The dimensions of the reflectors 6 shown in FIGS. 2 and 3 amount to approximately 3.0 mm×7.0 mm×3.5 mm (length×width×height).

The invention is not limited to the exemplary embodiments described here, but instead includes all possible embodiments that do not alter the basic function principle of the invention accordingly. In particular such hand-held devices may be used not only for dental treatments but also for many other cosmetic or medical treatments such as ophthalmic procedures, for removing hair or moles, in vascular medicine or for diagnostic applications.

Claims

1. A medical or cosmetic hand-held laser device, comprising an outer sleeve, a light exit opening for emitting laser radiation onto a treatment area, a connecting device for connecting the hand-held laser device to a source for laser radiation, and an optical waveguide device extending from the connecting device to the light exit opening, wherein the optical waveguide device has a first section, a second section arranged at an angle to the first section, and a reflector arranged between the first and second sections with a substantially elliptical reflective surface for deflecting the laser beam from the first section into the second section of the optical waveguide device.

2. The hand-held laser device according to claim 1, wherein the reflective surface is designed as a section of the surface of an ellipsoid.

3. The hand-held laser device according to claim 1, wherein the reflector is designed as a concave mirror or as a solid body.

4. The hand-held laser device according to claim 1, wherein an end of at least one section of the optical waveguide device facing the reflector is positioned between one of the focal points of the reflective surface and the reflective surface itself.

5. The hand-held laser device according to claim 1, wherein an end of at least one section of the optical waveguide device facing the reflector is positioned substantially at one of the focal points of the reflective surface.

6. The hand-held laser device according to claim 1, wherein the reflector comprises a metallic or dielectric base body.

7. The hand-held laser device according to claim 1, wherein the elliptical reflective surface comprises a metallic or dielectric coating and/or an oxide layer.

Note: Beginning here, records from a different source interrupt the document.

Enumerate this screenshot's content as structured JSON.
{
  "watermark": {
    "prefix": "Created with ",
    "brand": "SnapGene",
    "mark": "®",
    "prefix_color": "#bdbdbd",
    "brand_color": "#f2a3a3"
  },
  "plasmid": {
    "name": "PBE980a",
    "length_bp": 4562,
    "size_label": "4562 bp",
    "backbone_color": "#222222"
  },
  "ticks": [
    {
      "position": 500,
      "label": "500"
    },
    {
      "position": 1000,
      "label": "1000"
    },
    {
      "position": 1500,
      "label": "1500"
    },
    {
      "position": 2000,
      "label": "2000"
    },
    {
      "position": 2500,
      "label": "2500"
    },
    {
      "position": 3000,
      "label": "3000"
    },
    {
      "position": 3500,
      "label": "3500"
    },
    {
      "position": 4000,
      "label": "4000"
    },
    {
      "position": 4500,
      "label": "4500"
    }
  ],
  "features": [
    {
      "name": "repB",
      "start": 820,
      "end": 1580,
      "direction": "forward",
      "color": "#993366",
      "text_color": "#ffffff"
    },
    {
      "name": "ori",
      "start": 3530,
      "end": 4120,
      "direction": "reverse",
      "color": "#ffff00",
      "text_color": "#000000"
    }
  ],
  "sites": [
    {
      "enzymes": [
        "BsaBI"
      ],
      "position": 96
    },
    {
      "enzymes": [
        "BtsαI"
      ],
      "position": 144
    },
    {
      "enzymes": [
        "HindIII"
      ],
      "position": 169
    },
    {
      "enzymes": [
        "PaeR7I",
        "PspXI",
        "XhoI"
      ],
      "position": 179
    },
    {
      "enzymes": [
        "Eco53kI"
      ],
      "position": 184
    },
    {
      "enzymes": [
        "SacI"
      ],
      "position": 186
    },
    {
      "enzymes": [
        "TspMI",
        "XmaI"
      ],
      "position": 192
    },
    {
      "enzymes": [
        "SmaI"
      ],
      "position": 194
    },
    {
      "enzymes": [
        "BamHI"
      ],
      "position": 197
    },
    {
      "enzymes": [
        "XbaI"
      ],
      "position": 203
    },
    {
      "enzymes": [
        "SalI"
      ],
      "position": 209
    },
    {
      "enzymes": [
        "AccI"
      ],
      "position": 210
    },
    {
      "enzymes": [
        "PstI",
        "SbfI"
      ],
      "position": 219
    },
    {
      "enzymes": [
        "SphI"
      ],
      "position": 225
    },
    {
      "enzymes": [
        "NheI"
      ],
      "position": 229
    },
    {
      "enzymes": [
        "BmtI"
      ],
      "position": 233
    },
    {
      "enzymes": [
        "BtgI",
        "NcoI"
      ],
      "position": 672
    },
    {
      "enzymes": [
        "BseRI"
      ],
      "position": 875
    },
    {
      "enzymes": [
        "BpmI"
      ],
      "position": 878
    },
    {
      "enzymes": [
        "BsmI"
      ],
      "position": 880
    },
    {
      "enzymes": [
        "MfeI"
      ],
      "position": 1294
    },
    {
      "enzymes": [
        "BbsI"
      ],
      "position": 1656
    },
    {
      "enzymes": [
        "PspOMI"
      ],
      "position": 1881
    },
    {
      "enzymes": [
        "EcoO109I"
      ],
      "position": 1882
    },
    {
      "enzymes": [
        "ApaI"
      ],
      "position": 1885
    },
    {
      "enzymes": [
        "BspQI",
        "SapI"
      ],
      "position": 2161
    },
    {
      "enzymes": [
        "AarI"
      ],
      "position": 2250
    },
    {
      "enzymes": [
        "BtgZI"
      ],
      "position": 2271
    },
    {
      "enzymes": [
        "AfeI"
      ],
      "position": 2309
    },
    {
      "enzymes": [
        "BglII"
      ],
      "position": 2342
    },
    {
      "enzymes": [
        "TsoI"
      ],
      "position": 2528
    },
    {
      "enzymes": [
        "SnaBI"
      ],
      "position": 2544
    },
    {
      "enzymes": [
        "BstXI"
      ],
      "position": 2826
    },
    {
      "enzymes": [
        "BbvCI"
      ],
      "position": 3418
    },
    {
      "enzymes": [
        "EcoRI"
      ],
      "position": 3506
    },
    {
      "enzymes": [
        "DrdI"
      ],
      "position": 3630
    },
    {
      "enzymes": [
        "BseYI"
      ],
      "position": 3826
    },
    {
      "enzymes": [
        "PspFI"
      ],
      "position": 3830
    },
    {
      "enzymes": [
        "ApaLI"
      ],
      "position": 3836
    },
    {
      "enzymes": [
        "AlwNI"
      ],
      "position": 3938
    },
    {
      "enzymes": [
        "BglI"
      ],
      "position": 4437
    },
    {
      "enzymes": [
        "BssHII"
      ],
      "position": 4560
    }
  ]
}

8. The hand-held laser device according to claim 1, wherein the optical waveguide device comprises at least one of a bore, at least one glass rod, an optical crystal and an optical fiber.

9. The hand-held laser device according to claim 1, wherein the optical waveguide device comprises a glass fiber rod.

10. The hand-held laser device according to claim 1, wherein a rotating joint is provided as the connecting device and wherein the rotating joint and the hand-held device are designed so that they can be connected to a supply tubing with an optical fiber that protrudes beyond the supply tubing.

11. The hand-held laser device according to claim 7, wherein at least one end of the first section or the second section protrudes into a cavity defined by the elliptical reflective surface.

12. The hand-held laser device according to claim 1, wherein an end of the first section facing the reflector is positioned between the reflective surface and one of the focal points of the reflective surface, and wherein an end of the second section facing the reflector is positioned to substantially intersect another of the focal points of the reflective surface.